Fig 2. Targeted sequencing of PA and PB1 using NGS showed the percentage of PB1 K229R and PA P653L mutations for donor, contact and indirect contact ferrets.

The top pie chart shows the percentage of each genotype for residue 229 in PB1 with the mutant (R229) in red and the wild type (K229) in black. The bottom pie chart shows the percentage of each genotype for residue 653 in PA with the mutant (L653) in blue and the wild type (P653) in black. The inoculum shows 5% K229 and 5% P653. For each infected ferret, two sequenced time points (as described in Fig 1) are shown. The group 4 indirect contact was not infected.

Fig 3

A) The proportion of each virus genotype are shown over 20 rounds of replication for a model with reassortment and mutation. The starting proportions are 5% Wild type and 95% K229R + P653L. Strain fitness for Wild type, K229R, P653L and K229R + P653L were set at 1, 0.01, 1.25 and 1 respectively. 10^6 viruses are modelled with 10^6 cells with a mutation rate, μ = 2 ×10⁻⁴. B) As A but the strain fitness for Wild type, K229R, P653L and K229R + P653L were set at 1, 0.01, 1 and 1 respectively. C) As A but the strain fitness for Wild type, K229R, P653L and K229R + P653L were set at 1, 1, 1.25 and 1 respectively. D) As A but there was no reassortment allowed during coinfection, only mutation. All graphs show results from 100 replicates (the line width is from the 2.5th to the 97.5^th percentile).

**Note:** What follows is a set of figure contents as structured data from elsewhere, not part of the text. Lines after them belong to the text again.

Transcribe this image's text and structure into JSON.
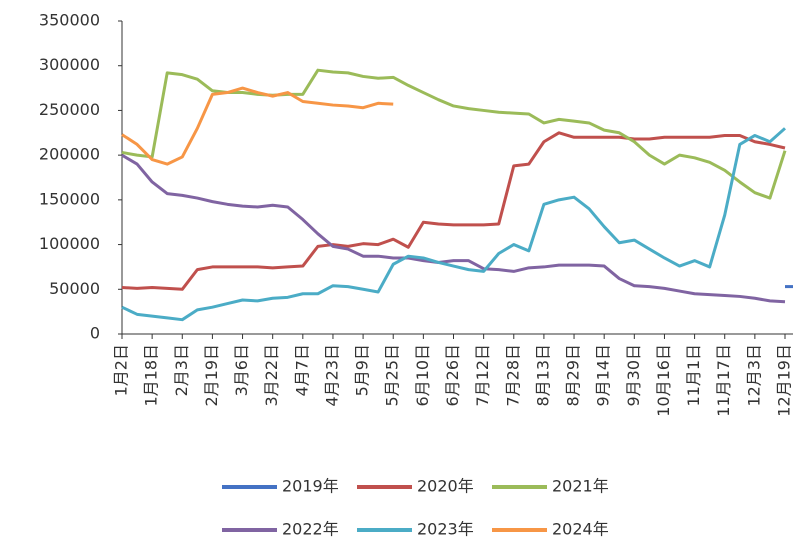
{
  "chart_data": {
    "type": "line",
    "categories": [
      "1月2日",
      null,
      "1月18日",
      null,
      "2月3日",
      null,
      "2月19日",
      null,
      "3月6日",
      null,
      "3月22日",
      null,
      "4月7日",
      null,
      "4月23日",
      null,
      "5月9日",
      null,
      "5月25日",
      null,
      "6月10日",
      null,
      "6月26日",
      null,
      "7月12日",
      null,
      "7月28日",
      null,
      "8月13日",
      null,
      "8月29日",
      null,
      "9月14日",
      null,
      "9月30日",
      null,
      "10月16日",
      null,
      "11月1日",
      null,
      "11月17日",
      null,
      "12月3日",
      null,
      "12月19日"
    ],
    "series": [
      {
        "name": "2019年",
        "color": "#4472c4",
        "values": [
          null,
          null,
          null,
          null,
          null,
          null,
          null,
          null,
          null,
          null,
          null,
          null,
          null,
          null,
          null,
          null,
          null,
          null,
          null,
          null,
          null,
          null,
          null,
          null,
          null,
          null,
          null,
          null,
          null,
          null,
          null,
          null,
          null,
          null,
          null,
          null,
          null,
          null,
          null,
          null,
          null,
          null,
          null,
          null,
          53000
        ]
      },
      {
        "name": "2020年",
        "color": "#c0504d",
        "values": [
          52000,
          51000,
          52000,
          51000,
          50000,
          72000,
          75000,
          75000,
          75000,
          75000,
          74000,
          75000,
          76000,
          98000,
          100000,
          98000,
          101000,
          100000,
          106000,
          97000,
          125000,
          123000,
          122000,
          122000,
          122000,
          123000,
          188000,
          190000,
          215000,
          225000,
          220000,
          220000,
          220000,
          220000,
          218000,
          218000,
          220000,
          220000,
          220000,
          220000,
          222000,
          222000,
          215000,
          212000,
          208000
        ]
      },
      {
        "name": "2021年",
        "color": "#9bbb59",
        "values": [
          203000,
          200000,
          198000,
          292000,
          290000,
          285000,
          272000,
          270000,
          270000,
          268000,
          267000,
          268000,
          268000,
          295000,
          293000,
          292000,
          288000,
          286000,
          287000,
          278000,
          270000,
          262000,
          255000,
          252000,
          250000,
          248000,
          247000,
          246000,
          236000,
          240000,
          238000,
          236000,
          228000,
          225000,
          215000,
          200000,
          190000,
          200000,
          197000,
          192000,
          183000,
          170000,
          158000,
          152000,
          205000
        ]
      },
      {
        "name": "2022年",
        "color": "#8064a2",
        "values": [
          200000,
          190000,
          170000,
          157000,
          155000,
          152000,
          148000,
          145000,
          143000,
          142000,
          144000,
          142000,
          128000,
          112000,
          98000,
          95000,
          87000,
          87000,
          85000,
          85000,
          82000,
          80000,
          82000,
          82000,
          73000,
          72000,
          70000,
          74000,
          75000,
          77000,
          77000,
          77000,
          76000,
          62000,
          54000,
          53000,
          51000,
          48000,
          45000,
          44000,
          43000,
          42000,
          40000,
          37000,
          36000
        ]
      },
      {
        "name": "2023年",
        "color": "#4bacc6",
        "values": [
          30000,
          22000,
          20000,
          18000,
          16000,
          27000,
          30000,
          34000,
          38000,
          37000,
          40000,
          41000,
          45000,
          45000,
          54000,
          53000,
          50000,
          47000,
          78000,
          87000,
          85000,
          80000,
          76000,
          72000,
          70000,
          90000,
          100000,
          93000,
          145000,
          150000,
          153000,
          140000,
          120000,
          102000,
          105000,
          95000,
          85000,
          76000,
          82000,
          75000,
          133000,
          212000,
          222000,
          215000,
          230000
        ]
      },
      {
        "name": "2024年",
        "color": "#f79646",
        "values": [
          223000,
          212000,
          195000,
          190000,
          198000,
          230000,
          268000,
          270000,
          275000,
          270000,
          266000,
          270000,
          260000,
          258000,
          256000,
          255000,
          253000,
          258000,
          257000,
          null,
          null,
          null,
          null,
          null,
          null,
          null,
          null,
          null,
          null,
          null,
          null,
          null,
          null,
          null,
          null,
          null,
          null,
          null,
          null,
          null,
          null,
          null,
          null,
          null,
          null
        ]
      }
    ],
    "ylim": [
      0,
      350000
    ],
    "yticks": [
      0,
      50000,
      100000,
      150000,
      200000,
      250000,
      300000,
      350000
    ]
  }
}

Fig 4. Minigenome assays were performed in 293T cells in 24 or 48-well plates.

For 24 well plates, Pol I–firefly luciferase minigenome reporter, at 0.08 μg and PCAGGS-Renilla, at 0.1 μg were transfected with PCAGGS plasmids coding for wildtype and mutated polymerase subunits (PB1, PB2 and PA) and NP at 0.08, 0.08, 0.04 and 0.12 μg respectively derived from A) Eng195 first wave and B) Eng687 third wave pH1N1 virus. Plasmid amounts were halved for 48-well plate experiments. Luciferase signal was read 24 hours post-transfection. Polymerase activity is given as a ratio Firefly to Renilla signals. One-way ANOVA with Dunnett’s multiple comparison test, *** p<0.001, **** p<0.0001, ns = not significant. N = 3. Error bars show s.d. Experiments were repeated 3 times and a representative experiment is shown.

Fig 5. Schematic explaining how virus populations change for the donor and direct contact ferrets from Group 1.

Large pie charts show the percentage of PB1 K229R + PA P653L mutant (purple) and wild-type viruses (black). Reassortment leads to the generation of the single mutant PA P653L (blue) in the donor which is transmitted to the direct contact. Smaller pie charts on each ferret show the sequencing results for PB1 and PA as in Fig 2.